On Jun 13, 2007, at 8:20 AM, Paul McMahan wrote:

On Jun 12, 2007, at 8:23 PM, David Jencks wrote:

Sure, but if you are planning to use this for the admin console you'll probably need separate modules for jetty and tomcat anyway, so 2 plans is more or less required even if they are identical.

Not sure I follow you on this. Do you mean that we might create two separate collections of portlets based on which web container is in use? Today the admin console the same collection of portlets built from a single codebase for both containers -- the webconatiner administration jsps just render differently when running in tomcat vs. jetty. The only thing I know of that's really different between the tomcat and jetty admin console modules is their deployment plans, and I think those could be consolidated.

Or are there other reasons why you think separate modules might be required, perhaps the security configuration?

Whether or not separate modules are needed for the admin console, if we want the portal to be extensible by geronimo applications then it would be best if they can provide a single extension module that works in both containers. Hopefully the <container-config> technique that Jeff pointed out will allow them to accomplish that (it worked for me).

module == car file (or plugin), i.e. "pre-deployed" application for javaee apps, and you certainly can't run the same web "module" in both the jetty and tomcat integrations. So, unless you are proposing a really big redesign of what is in a module for a web app, you're going to need separate modules for pluto on jetty and tomcat, the base console on jetty and tomcat, each bit of additional console on jetty and tomcat....

It's quite possible for the plans for the jetty and tomcat versions to be identical (as long as the environment element is added by the car plugin), but you still get 2 modules.

thanks
david jencks


Is pluto 1.2 actually functional as a real portal, or is it just way easier to deploy portlets to than 1.0 was? My impression was that it was not really intended to be a jetspeed or liferay replacement.

No it does not provide equivalent functionality to jetspeed or liferay. In fact their FAQ says:

Is Pluto an Enterprise Portal?
No, the Pluto project aims to provide a Java Specification compliant Portlet Container. In order to support the container, the Pluto project provides a simple portal, however, this does not provides optional services such as single sign on. If you are looking for an Open Source enterprise Portal implementation, there are several available. Apache Jetspeed is an enterprise portal hosted by the Apache Software Foundation. Sakai and uPortal are both educational portals which utilize Pluto as their container. There are many other open source portals.
http://portals.apache.org/pluto/faq.html

So for an enterprise class portal Geronimo users should be encouraged to look into one of those solutions.

For simple a portal application like the admin console, and for portlet development and testing purposes I think pluto's portal driver provides an ideal lightweight solution. And technically speaking there's nothing that prevents a geronimo user from installing multiple portal solutions alongside pluto.

I've been hoping that now that jetspeed has m2-ized their build we might be able to pursue jetspeed integration again.

As mentioned above pluto doesn't claim to provide an enterprise class solution.
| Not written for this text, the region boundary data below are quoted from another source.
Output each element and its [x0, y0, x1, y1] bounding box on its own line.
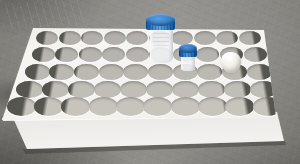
large-tube-graduations	[153, 29, 169, 48]
rack-hole-r3c5	[146, 81, 173, 98]
rack-hole-r0c1	[59, 31, 81, 45]
rack-hole-r1c7	[196, 47, 219, 62]
rack-hole-r0c9	[239, 31, 261, 45]
large-tube-cap-top	[146, 14, 175, 26]
rack-hole-r1c4	[126, 47, 149, 62]
bench-scratches	[3, 0, 85, 30]
rack-hole-r0c0	[36, 31, 58, 45]
rack-hole-r2c3	[99, 64, 124, 80]
rack-hole-r3c4	[120, 81, 147, 98]
rack-hole-r4c6	[171, 97, 200, 116]
rack-hole-r4c5	[143, 97, 172, 116]
rack-hole-r2c1	[49, 64, 74, 80]
rack-hole-r4c3	[89, 97, 118, 116]
rack-hole-r4c1	[34, 97, 63, 116]
large-tube-body	[150, 26, 173, 63]
rack-hole-r1c1	[55, 47, 78, 62]
rack-hole-r4c0	[7, 97, 36, 116]
rack-hole-r3c7	[198, 81, 225, 98]
rack-hole-r2c9	[247, 64, 272, 80]
rack-hole-r1c9	[244, 47, 267, 62]
rack-hole-r0c8	[216, 31, 238, 45]
rack-hole-r2c0	[25, 64, 50, 80]
rack-hole-r3c6	[172, 81, 199, 98]
rack-hole-r3c2	[68, 81, 95, 98]
rack-hole-r4c4	[116, 97, 145, 116]
rack-hole-r4c7	[198, 97, 227, 116]
rack-hole-r0c6	[171, 31, 193, 45]
rack-hole-r1c2	[79, 47, 102, 62]
lab-bench-scene	[0, 0, 300, 164]
small-vial-body	[181, 55, 195, 71]
small-vial-cap-top	[179, 44, 197, 53]
rack-hole-r3c3	[94, 81, 121, 98]
rack-hole-r0c2	[81, 31, 103, 45]
rack-hole-r1c3	[102, 47, 125, 62]
rack-hole-r0c3	[104, 31, 126, 45]
rack-hole-r4c2	[61, 97, 90, 116]
rack-hole-r2c5	[148, 64, 173, 80]
rack-hole-r3c1	[42, 81, 69, 98]
rack-hole-r0c7	[194, 31, 216, 45]
rack-hole-r1c0	[32, 47, 55, 62]
rack-hole-r3c9	[250, 81, 277, 98]
rack-hole-r3c8	[224, 81, 251, 98]
rack-hole-r2c2	[74, 64, 99, 80]
rack-hole-r2c4	[123, 64, 148, 80]
rack-hole-r4c8	[225, 97, 254, 116]
rack-hole-r3c0	[16, 81, 43, 98]
rack-hole-r0c4	[126, 31, 148, 45]
rack-hole-r2c7	[197, 64, 222, 80]
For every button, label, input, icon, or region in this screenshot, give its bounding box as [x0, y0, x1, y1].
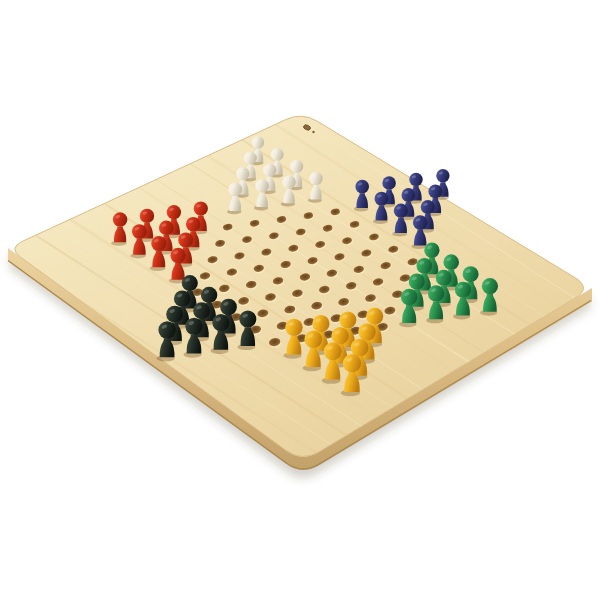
product-photo-stage	[0, 0, 600, 600]
chinese-checkers-board	[0, 0, 600, 600]
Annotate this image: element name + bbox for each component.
It's very lightweight and really intended for simple portal apps and for portlet development / testing. As long as the portlets are written against the JSR 168 api they should be portable across the portal containers. So by all means let's continue to pursue integration with jetspeed, liferay, etc. We can put all these goodies into sandbox/portals for now and then later decide if we want to migrate the useful parts into server/trunk or create a new subproject.